McIntyre C, Harper I, Macdougall I C, Raine A E, Williams A, Baker L R
Department of Nephrology, St. Bartholomew's Hospital, London, UK.
Clin Nephrol. 1997 Dec;48(6):371-4.
Serum C-reactive protein (CRP) concentration was measured in 98 hemodialysis (HD) patients and 68 continuous ambulatory peritoneal dialysis patients (CAPD). The effect, if any, of a HD session on serum CRP level and the usefulness of CRP in diagnosing and monitoring proven inflammatory disease were studied. Seventy-five percent of CAPD patients without evidence of inflammation had CRP levels within the quoted normal range (< 10 mg/l), as compared with only 47% of HD patients also without evidence of overt inflammation (p < 0.001). No significant change in the CRP level was detected during a hemodialysis session. Twenty-four patients with overt inflammation (due mainly to infection) were studied, 22 of whom had CRP levels of > 50 mg/l. These increased CRP levels fell with treatment. A CRP level of > 50 mg/l proved highly suggestive of a significant inflammatory process and a value of < 10 mg/l always excluded it. The total period of time on the regular dialysis program was not related to the CRP level. A subclinical inflammatory response resulting in a raised CRP is very common in our hemodialysis patients and less so in CAPD patients. Possible reasons for this are discussed. However, CRP is still useful in the diagnosis and monitoring of response to treatment of inflammatory disease if the level is > 50 mg/l or serial/baseline measurements are available for comparison. Whether any relationship exists between elevation of CRP and the well-documented increased risk of cardiovascular death in dialysis patients is currently unknown.

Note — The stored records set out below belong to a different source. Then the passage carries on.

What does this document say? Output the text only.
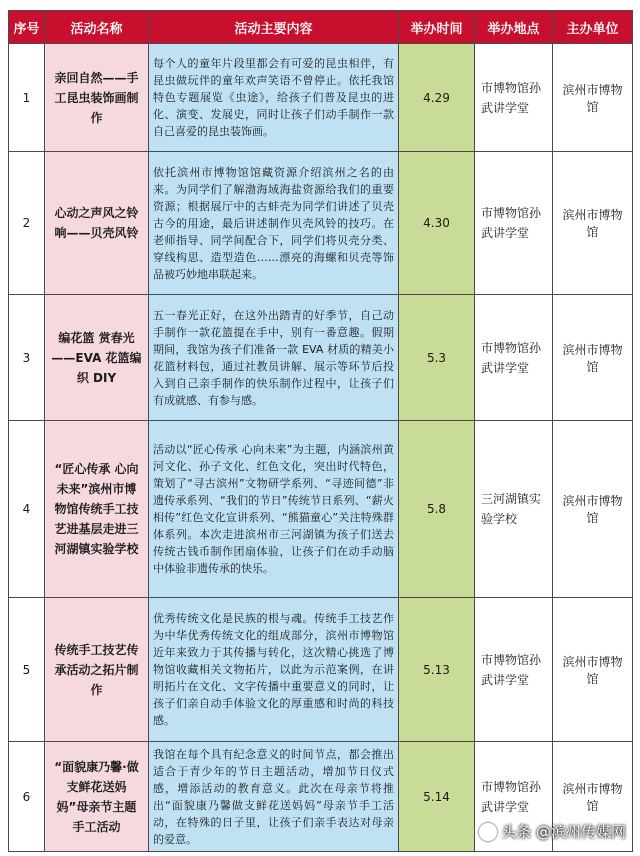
序号	活动名称	活动主要内容	举办时间	举办地点	主办单位
1	亲回自然——手工昆虫装饰画制作	每个人的童年片段里都会有可爱的昆虫相伴，有昆虫做玩伴的童年欢声笑语不曾停止。依托我馆特色专题展览《虫途》，给孩子们普及昆虫的进化、演变、发展史，同时让孩子们动手制作一款自己喜爱的昆虫装饰画。	4.29	市博物馆孙武讲学堂	滨州市博物馆
2	心动之声风之铃响——贝壳风铃	依托滨州市博物馆馆藏资源介绍滨州之名的由来。为同学们了解渤海域海盐资源给我们的重要资源；根据展厅中的古蚌壳为同学们讲述了贝壳古今的用途，最后讲述制作贝壳风铃的技巧。在老师指导、同学间配合下，同学们将贝壳分类、穿线构思、造型造色……漂亮的海螺和贝壳等饰品被巧妙地串联起来。	4.30	市博物馆孙武讲学堂	滨州市博物馆
3	编花篮 赏春光——EVA 花篮编织 DIY	五一春光正好，在这外出踏青的好季节，自己动手制作一款花篮提在手中，别有一番意趣。假期期间，我馆为孩子们准备一款 EVA 材质的精美小花篮材料包，通过社教员讲解、展示等环节后投入到自己亲手制作的快乐制作过程中，让孩子们有成就感、有参与感。	5.3	市博物馆孙武讲学堂	滨州市博物馆
4	“匠心传承 心向未来”滨州市博物馆传统手工技艺进基层走进三河湖镇实验学校	活动以“匠心传承 心向未来”为主题，内涵滨州黄河文化、孙子文化、红色文化，突出时代特色，策划了“寻古滨州”文物研学系列、“寻迹间德”非遗传承系列、“我们的节日”传统节日系列、“薪火相传”红色文化宣讲系列、“熊猫童心”关注特殊群体系列。本次走进滨州市三河湖镇为孩子们送去传统古钱币制作团扇体验，让孩子们在动手动脑中体验非遗传承的快乐。	5.8	三河湖镇实验学校	滨州市博物馆
5	传统手工技艺传承活动之拓片制作	优秀传统文化是民族的根与魂。传统手工技艺作为中华优秀传统文化的组成部分，滨州市博物馆近年来致力于其传播与转化，这次精心挑选了博物馆收藏相关文物拓片，以此为示范案例，在讲明拓片在文化、文字传播中重要意义的同时，让孩子们亲自动手体验文化的厚重感和时尚的科技感。	5.13	市博物馆孙武讲学堂	滨州市博物馆
6	“面貌康乃馨·做支鲜花送妈妈”母亲节主题手工活动	我馆在每个具有纪念意义的时间节点，都会推出适合于青少年的节日主题活动，增加节日仪式感，增添活动的教育意义。此次在母亲节将推出“面貌康乃馨做支鲜花送妈妈”母亲节手工活动，在特殊的日子里，让孩子们亲手表达对母亲的爱意。	5.14	市博物馆孙武讲学堂	滨州市博物馆
头条 @滨州传媒网
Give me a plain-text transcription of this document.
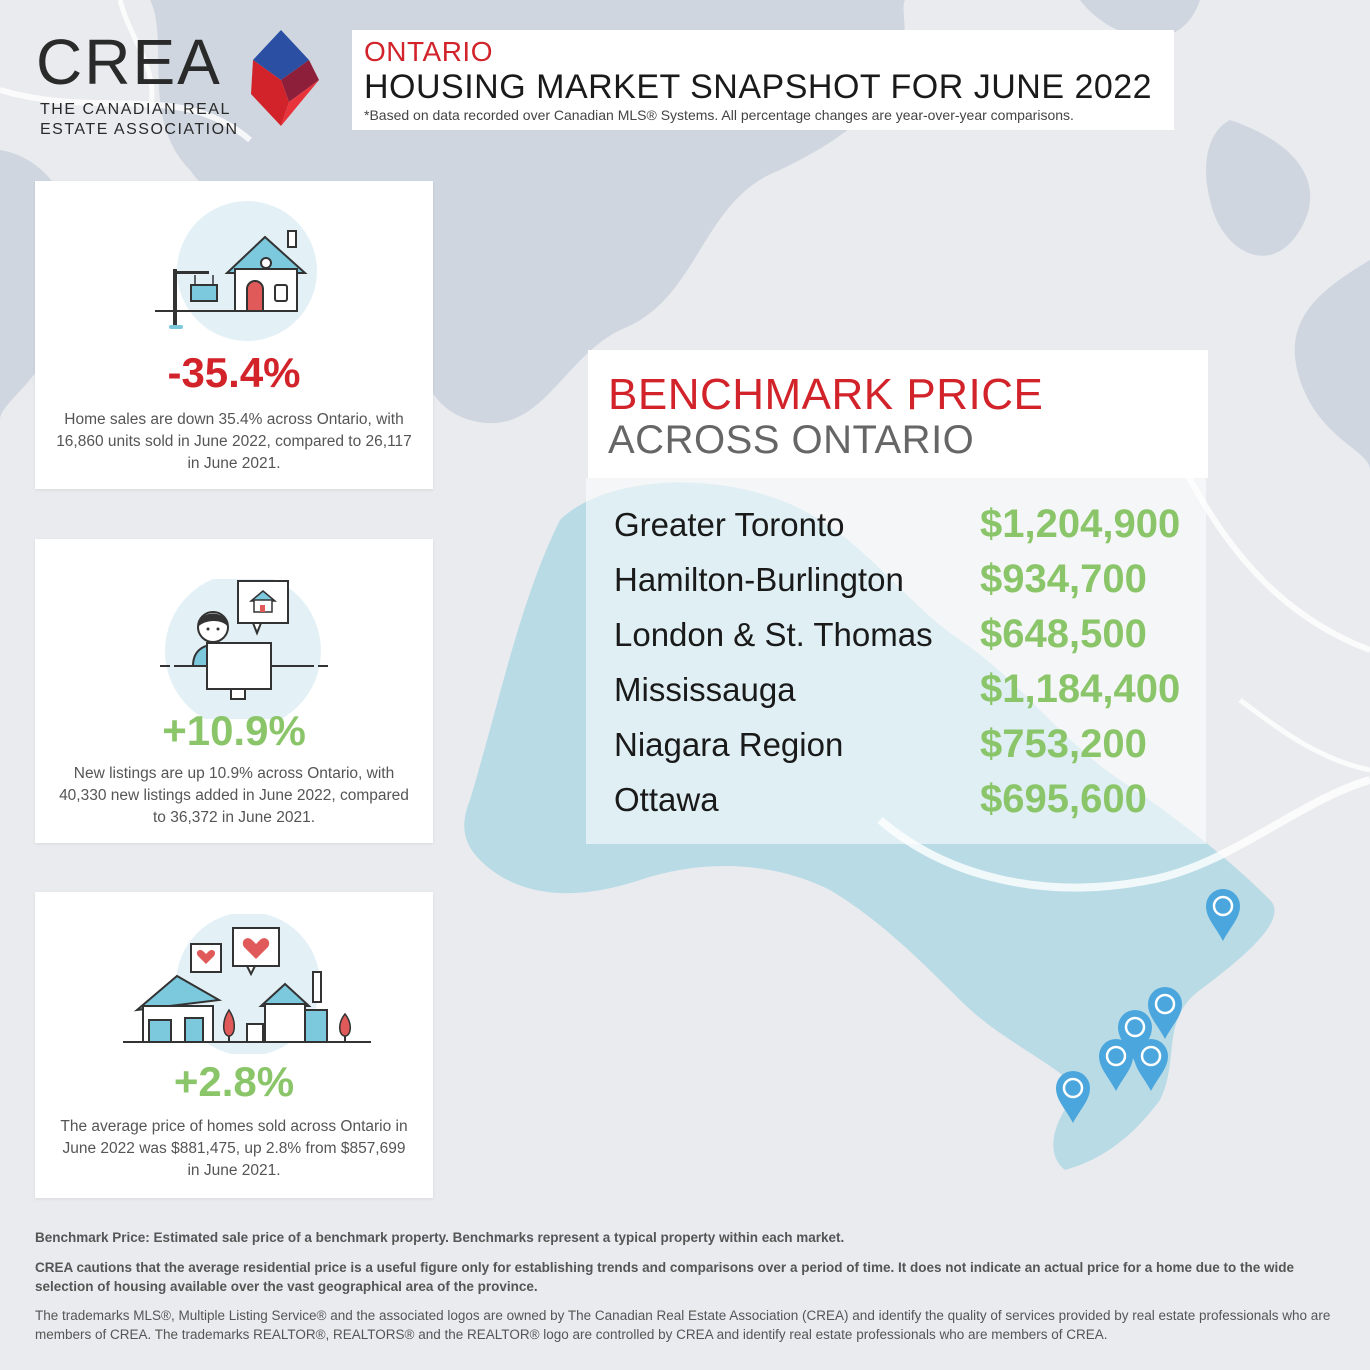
CREA
THE CANADIAN REAL
ESTATE ASSOCIATION
ONTARIO
HOUSING MARKET SNAPSHOT FOR JUNE 2022
*Based on data recorded over Canadian MLS® Systems. All percentage changes are year-over-year comparisons.
-35.4%
Home sales are down 35.4% across Ontario, with 16,860 units sold in June 2022, compared to 26,117 in June 2021.
+10.9%
New listings are up 10.9% across Ontario, with 40,330 new listings added in June 2022, compared to 36,372 in June 2021.
+2.8%
The average price of homes sold across Ontario in June 2022 was $881,475, up 2.8% from $857,699 in June 2021.
BENCHMARK PRICE
ACROSS ONTARIO
Greater Toronto	$1,204,900
Hamilton-Burlington $934,700
London & St. Thomas $648,500
Mississauga	$1,184,400
Niagara Region	$753,200
Ottawa	$695,600
Benchmark Price: Estimated sale price of a benchmark property. Benchmarks represent a typical property within each market.
CREA cautions that the average residential price is a useful figure only for establishing trends and comparisons over a period of time. It does not indicate an actual price for a home due to the wide selection of housing available over the vast geographical area of the province.
The trademarks MLS®, Multiple Listing Service® and the associated logos are owned by The Canadian Real Estate Association (CREA) and identify the quality of services provided by real estate professionals who are members of CREA. The trademarks REALTOR®, REALTORS® and the REALTOR® logo are controlled by CREA and identify real estate professionals who are members of CREA.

对98例血液透析(HD)患者和68例持续性非卧床腹膜透析患者(CAPD)测定了血清C反应蛋白(CRP)浓度。研究了HD治疗对血清CRP水平的影响(若有影响的话)以及CRP在诊断和监测已证实的炎症性疾病中的作用。75%无炎症证据的CAPD患者CRP水平在引用的正常范围内(<10mg/L),而同样无明显炎症证据的HD患者中只有47%如此(p<0.001)。血液透析治疗期间未检测到CRP水平有显著变化。对24例有明显炎症(主要由于感染)的患者进行了研究,其中22例CRP水平>50mg/L。这些升高的CRP水平随治疗而下降。CRP水平>50mg/L高度提示有明显的炎症过程,而<10mg/L则总能排除炎症。常规透析治疗的总时长与CRP水平无关。在我们的血液透析患者中,导致CRP升高的亚临床炎症反应非常常见,而在CAPD患者中则较少见。讨论了可能的原因。然而,如果CRP水平>50mg/L或有系列/基线测量值可供比较,CRP在炎症性疾病的诊断和治疗反应监测中仍有用。目前尚不清楚CRP升高与透析患者中充分记录的心血管死亡风险增加之间是否存在任何关系。